Lidocaine, often used as numbing agent for outpatient medical procedures, activates certain bitter taste receptors through two unique mechanisms that result in cancer cell death, according to researchers from the Perelman School of Medicine. Their findings, published in Cell Reports, pave the way for a clinical trial to test the addition of lidocaine to the standard of care therapy for patients with head and neck cancers. The local anesthetic drug has long been suggested to have beneficial effects in cancer patients, but it wasn’t known how or why.
The preclinical study is led by Robert Lee and Ryan Carey, both assistant professors of Otorhinolaryngology—Head & Neck Surgery, and Zoey Miller, a pharmacology graduate student at Penn and member of Lee’s lab. The team found that lidocaine activates the bitter taste receptor T2R14, which is elevated in various cancer cells. When this receptor is activated, it starts a process called apoptosis, causing the cancer cells to die. The specific mechanisms that allow lidocaine to activate T2R14 are mitochondrial calcium ion overload, which produces reactive oxygen species that can damage biomolecules, and proteasome inhibition, together resulting in cell death.
Previous work by the team showed that bitter taste receptors are found in many oral and throat cancer cells, where they trigger apoptosis, and that increased expression of these bitter receptors is correlated with improved survival outcomes in patients with head and neck cancer. In April 2023, a multi-institutional randomized clinical trial published in the Journal of Clinical Oncology found that breast cancer survival increased when lidocaine was administered before surgery.

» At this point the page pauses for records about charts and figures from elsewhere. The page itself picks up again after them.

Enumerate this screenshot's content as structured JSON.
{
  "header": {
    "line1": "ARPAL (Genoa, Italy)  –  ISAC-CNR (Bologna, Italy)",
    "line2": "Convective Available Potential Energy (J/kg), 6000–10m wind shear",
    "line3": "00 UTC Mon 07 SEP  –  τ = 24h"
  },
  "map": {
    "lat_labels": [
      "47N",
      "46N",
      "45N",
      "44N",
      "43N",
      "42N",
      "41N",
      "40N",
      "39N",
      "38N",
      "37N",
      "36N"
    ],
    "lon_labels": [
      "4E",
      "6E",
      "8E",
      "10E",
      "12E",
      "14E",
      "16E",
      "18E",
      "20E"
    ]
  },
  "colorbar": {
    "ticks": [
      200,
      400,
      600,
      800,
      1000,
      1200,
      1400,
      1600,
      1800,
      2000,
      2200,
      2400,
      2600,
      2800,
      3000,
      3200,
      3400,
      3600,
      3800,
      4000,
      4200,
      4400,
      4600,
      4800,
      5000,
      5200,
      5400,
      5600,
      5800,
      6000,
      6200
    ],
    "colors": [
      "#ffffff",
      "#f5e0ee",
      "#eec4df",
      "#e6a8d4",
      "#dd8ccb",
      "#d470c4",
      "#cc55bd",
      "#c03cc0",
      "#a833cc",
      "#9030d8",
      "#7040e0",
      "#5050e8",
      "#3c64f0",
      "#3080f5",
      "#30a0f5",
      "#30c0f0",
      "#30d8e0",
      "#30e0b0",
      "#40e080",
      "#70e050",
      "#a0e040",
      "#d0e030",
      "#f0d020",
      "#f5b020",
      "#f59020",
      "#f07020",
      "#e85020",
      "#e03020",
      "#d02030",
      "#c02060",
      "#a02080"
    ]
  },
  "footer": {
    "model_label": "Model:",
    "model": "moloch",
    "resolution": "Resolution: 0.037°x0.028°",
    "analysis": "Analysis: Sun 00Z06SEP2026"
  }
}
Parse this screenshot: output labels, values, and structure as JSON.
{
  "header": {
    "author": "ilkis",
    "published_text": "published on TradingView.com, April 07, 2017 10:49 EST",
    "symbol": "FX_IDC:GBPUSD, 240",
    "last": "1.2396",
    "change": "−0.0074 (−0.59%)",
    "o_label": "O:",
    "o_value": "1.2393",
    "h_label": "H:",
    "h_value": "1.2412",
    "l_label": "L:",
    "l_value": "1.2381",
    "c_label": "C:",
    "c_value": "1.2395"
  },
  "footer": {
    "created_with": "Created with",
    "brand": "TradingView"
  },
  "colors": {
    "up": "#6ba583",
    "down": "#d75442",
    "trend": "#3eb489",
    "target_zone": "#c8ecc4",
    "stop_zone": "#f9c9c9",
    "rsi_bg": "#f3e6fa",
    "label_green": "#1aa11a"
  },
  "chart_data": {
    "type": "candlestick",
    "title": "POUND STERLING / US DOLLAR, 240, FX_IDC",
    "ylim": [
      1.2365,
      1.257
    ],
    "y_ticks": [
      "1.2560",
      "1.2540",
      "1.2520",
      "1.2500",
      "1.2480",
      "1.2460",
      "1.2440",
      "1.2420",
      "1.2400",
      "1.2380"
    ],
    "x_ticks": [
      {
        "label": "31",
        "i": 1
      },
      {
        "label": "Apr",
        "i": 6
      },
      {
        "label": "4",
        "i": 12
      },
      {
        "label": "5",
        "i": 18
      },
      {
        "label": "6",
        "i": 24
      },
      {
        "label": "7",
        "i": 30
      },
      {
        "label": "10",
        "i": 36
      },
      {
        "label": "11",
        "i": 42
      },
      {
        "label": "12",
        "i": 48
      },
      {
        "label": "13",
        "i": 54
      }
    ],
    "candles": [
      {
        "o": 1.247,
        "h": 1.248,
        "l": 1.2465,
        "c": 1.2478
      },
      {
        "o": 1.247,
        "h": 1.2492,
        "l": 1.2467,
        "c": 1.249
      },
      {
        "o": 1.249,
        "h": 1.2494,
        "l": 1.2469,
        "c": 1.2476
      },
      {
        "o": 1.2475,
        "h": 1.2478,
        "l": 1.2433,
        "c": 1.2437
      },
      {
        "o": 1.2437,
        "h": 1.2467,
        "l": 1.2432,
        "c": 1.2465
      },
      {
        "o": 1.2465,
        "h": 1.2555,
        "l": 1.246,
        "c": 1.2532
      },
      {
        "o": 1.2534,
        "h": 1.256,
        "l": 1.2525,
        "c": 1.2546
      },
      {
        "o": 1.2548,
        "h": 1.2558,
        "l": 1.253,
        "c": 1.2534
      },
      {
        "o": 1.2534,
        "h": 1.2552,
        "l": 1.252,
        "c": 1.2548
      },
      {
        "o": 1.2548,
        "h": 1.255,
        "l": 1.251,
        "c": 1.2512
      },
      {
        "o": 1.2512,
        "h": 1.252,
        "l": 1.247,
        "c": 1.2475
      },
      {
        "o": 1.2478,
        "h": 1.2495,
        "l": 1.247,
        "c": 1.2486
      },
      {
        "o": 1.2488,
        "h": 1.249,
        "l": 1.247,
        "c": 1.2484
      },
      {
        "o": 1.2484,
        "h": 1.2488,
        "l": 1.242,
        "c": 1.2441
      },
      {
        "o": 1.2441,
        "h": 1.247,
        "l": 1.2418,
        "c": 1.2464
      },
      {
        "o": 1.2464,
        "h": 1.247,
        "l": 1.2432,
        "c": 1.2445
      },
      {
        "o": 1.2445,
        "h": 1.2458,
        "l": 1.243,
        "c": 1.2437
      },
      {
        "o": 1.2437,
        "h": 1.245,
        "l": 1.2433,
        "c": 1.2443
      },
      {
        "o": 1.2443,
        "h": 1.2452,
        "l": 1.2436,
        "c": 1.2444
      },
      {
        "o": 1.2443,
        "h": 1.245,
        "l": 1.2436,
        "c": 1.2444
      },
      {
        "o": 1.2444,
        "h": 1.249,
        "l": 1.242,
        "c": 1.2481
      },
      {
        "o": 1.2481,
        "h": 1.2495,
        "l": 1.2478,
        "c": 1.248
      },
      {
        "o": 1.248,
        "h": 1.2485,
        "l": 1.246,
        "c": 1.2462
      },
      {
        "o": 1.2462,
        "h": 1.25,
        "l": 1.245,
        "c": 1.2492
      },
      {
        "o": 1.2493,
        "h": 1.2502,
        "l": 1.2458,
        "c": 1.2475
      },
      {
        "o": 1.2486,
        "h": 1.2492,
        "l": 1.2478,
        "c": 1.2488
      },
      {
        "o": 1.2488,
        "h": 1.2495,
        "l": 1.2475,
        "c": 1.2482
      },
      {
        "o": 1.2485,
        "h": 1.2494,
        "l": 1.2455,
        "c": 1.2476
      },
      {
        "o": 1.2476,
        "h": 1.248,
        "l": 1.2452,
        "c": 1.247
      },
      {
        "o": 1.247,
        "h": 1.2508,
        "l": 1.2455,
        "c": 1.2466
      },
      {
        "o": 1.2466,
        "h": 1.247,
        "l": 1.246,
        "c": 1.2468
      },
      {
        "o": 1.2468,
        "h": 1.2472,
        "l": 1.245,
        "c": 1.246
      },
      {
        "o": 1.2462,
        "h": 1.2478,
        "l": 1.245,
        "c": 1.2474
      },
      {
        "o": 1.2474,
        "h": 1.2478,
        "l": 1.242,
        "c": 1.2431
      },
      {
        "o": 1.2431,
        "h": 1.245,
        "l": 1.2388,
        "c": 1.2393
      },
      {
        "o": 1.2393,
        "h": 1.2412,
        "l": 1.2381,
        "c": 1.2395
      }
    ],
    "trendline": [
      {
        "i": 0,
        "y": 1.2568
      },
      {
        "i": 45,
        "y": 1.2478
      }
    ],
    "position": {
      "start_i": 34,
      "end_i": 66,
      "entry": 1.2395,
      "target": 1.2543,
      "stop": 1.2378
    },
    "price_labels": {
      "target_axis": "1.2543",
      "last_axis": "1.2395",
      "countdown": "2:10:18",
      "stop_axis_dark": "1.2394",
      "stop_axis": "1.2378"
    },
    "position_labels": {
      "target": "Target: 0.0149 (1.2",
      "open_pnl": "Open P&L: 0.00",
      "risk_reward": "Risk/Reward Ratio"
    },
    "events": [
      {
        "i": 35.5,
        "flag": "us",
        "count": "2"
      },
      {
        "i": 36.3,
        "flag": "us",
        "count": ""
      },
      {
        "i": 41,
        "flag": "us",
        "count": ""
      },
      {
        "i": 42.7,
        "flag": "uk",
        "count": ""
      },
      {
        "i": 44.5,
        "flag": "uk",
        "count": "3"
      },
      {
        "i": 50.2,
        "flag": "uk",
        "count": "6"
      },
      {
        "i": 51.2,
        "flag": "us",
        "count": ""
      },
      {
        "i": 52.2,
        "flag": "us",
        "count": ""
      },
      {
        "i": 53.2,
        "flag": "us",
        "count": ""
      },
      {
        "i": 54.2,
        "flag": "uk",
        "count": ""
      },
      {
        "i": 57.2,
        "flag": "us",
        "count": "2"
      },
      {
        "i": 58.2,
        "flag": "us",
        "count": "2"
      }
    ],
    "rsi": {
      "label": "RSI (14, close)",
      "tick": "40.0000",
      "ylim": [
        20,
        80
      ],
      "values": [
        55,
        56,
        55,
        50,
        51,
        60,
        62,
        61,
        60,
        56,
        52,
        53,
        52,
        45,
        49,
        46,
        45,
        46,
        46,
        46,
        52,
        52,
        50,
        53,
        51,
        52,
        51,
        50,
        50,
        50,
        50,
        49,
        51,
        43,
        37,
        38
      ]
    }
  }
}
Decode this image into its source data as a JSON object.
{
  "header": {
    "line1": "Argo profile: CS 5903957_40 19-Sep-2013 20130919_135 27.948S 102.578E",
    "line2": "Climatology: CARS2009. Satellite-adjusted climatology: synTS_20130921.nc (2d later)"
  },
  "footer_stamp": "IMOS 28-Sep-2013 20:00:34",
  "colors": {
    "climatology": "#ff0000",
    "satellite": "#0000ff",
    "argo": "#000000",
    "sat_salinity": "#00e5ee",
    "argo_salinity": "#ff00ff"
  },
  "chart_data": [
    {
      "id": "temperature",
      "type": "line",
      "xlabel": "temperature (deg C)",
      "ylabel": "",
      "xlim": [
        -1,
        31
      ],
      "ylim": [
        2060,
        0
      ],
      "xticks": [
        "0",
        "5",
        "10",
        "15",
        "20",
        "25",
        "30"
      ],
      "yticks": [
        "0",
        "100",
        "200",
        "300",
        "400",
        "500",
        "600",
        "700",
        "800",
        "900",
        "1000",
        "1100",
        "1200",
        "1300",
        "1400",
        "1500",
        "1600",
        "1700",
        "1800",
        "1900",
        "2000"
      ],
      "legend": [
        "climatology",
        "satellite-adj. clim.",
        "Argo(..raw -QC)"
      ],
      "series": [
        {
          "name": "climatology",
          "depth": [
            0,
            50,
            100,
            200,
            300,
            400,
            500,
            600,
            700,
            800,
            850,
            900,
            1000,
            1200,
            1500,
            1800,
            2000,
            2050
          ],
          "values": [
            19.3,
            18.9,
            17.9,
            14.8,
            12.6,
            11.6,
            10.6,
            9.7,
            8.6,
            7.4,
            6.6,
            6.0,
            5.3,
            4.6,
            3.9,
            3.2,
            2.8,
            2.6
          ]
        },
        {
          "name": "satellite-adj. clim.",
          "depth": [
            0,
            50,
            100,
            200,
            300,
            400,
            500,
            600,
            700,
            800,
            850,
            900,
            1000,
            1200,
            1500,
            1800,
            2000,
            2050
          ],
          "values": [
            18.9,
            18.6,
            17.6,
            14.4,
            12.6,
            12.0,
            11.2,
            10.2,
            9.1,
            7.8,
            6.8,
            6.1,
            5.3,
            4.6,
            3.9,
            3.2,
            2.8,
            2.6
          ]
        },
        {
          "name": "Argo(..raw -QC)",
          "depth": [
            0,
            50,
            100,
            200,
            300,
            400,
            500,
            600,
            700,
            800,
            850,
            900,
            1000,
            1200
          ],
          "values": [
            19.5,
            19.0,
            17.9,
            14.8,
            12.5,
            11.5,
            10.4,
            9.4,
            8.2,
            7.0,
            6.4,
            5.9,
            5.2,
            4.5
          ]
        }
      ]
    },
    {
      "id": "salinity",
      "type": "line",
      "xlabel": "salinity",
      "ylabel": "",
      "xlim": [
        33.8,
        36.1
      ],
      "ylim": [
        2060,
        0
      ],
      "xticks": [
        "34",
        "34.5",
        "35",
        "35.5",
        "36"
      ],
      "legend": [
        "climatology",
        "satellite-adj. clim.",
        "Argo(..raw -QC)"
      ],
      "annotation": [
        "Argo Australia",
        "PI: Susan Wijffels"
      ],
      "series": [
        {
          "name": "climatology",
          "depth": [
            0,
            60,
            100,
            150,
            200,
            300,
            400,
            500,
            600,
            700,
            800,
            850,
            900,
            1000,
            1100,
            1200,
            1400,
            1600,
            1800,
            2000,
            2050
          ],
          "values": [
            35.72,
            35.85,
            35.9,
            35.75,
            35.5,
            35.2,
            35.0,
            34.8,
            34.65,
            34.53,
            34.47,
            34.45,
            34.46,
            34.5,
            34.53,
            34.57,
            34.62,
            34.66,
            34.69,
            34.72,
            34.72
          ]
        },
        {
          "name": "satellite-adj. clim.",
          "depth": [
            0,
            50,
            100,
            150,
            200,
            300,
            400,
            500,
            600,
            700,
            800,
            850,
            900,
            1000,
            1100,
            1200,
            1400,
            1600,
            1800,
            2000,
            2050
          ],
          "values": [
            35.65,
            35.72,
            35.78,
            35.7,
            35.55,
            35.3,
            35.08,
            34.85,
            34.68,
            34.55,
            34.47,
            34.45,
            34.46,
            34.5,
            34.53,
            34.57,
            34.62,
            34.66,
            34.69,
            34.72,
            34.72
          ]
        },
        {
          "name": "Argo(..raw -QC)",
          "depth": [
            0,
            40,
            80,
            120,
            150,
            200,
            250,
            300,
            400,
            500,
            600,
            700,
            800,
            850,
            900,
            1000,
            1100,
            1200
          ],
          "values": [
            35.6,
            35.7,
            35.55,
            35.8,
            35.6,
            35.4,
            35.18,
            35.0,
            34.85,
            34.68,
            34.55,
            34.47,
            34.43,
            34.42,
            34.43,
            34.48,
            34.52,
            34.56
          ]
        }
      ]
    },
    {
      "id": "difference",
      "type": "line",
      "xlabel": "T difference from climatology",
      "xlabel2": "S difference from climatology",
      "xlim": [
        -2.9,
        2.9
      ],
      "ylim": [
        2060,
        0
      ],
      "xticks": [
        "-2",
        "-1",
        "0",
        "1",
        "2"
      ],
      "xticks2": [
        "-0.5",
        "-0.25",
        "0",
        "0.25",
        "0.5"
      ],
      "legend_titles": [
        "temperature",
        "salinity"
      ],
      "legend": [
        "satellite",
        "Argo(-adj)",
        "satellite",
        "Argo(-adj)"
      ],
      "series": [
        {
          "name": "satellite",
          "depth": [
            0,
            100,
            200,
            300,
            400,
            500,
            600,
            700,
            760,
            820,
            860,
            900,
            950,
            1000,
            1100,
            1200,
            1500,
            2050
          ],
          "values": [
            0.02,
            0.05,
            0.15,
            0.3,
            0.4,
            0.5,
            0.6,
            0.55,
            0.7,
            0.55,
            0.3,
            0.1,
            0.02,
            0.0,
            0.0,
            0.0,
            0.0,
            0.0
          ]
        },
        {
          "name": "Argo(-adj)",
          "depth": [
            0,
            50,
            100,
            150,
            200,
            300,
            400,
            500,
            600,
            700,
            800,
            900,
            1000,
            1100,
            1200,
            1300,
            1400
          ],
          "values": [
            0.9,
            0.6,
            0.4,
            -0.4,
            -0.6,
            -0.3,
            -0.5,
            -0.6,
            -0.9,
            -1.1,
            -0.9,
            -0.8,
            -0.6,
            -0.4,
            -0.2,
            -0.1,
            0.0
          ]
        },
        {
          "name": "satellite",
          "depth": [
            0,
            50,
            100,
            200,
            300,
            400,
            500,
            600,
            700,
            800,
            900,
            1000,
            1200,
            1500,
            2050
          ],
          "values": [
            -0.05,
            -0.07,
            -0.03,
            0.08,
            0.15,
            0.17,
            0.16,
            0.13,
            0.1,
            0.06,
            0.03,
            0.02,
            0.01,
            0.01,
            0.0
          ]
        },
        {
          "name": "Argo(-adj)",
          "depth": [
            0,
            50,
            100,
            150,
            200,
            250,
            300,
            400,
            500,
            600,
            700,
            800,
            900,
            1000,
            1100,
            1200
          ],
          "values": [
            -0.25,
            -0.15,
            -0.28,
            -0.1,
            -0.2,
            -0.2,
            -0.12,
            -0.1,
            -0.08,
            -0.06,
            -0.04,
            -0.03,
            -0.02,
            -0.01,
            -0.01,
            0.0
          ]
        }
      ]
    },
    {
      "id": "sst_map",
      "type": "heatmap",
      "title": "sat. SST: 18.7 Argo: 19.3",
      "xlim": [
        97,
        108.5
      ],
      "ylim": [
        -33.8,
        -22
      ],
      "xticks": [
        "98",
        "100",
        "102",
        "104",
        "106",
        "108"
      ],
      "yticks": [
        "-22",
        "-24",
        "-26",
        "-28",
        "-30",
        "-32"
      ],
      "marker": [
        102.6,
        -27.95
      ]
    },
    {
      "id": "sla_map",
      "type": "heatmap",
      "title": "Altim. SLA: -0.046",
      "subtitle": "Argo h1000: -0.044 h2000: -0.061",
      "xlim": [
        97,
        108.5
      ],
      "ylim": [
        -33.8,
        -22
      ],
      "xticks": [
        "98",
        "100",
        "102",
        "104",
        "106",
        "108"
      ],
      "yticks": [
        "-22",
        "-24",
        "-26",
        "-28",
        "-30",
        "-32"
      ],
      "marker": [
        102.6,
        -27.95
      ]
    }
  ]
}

“We’ve been following this line of research for years but were surprised to find that lidocaine targets the one receptor that happened to be most highly expressed across cancers,” Lee says. “T2R14 is found in cells throughout the body. What’s incredibly exciting is that a lot of existing drugs that activate it, so there could be additional opportunities to think about repurposing other drugs that could safely target this receptor.”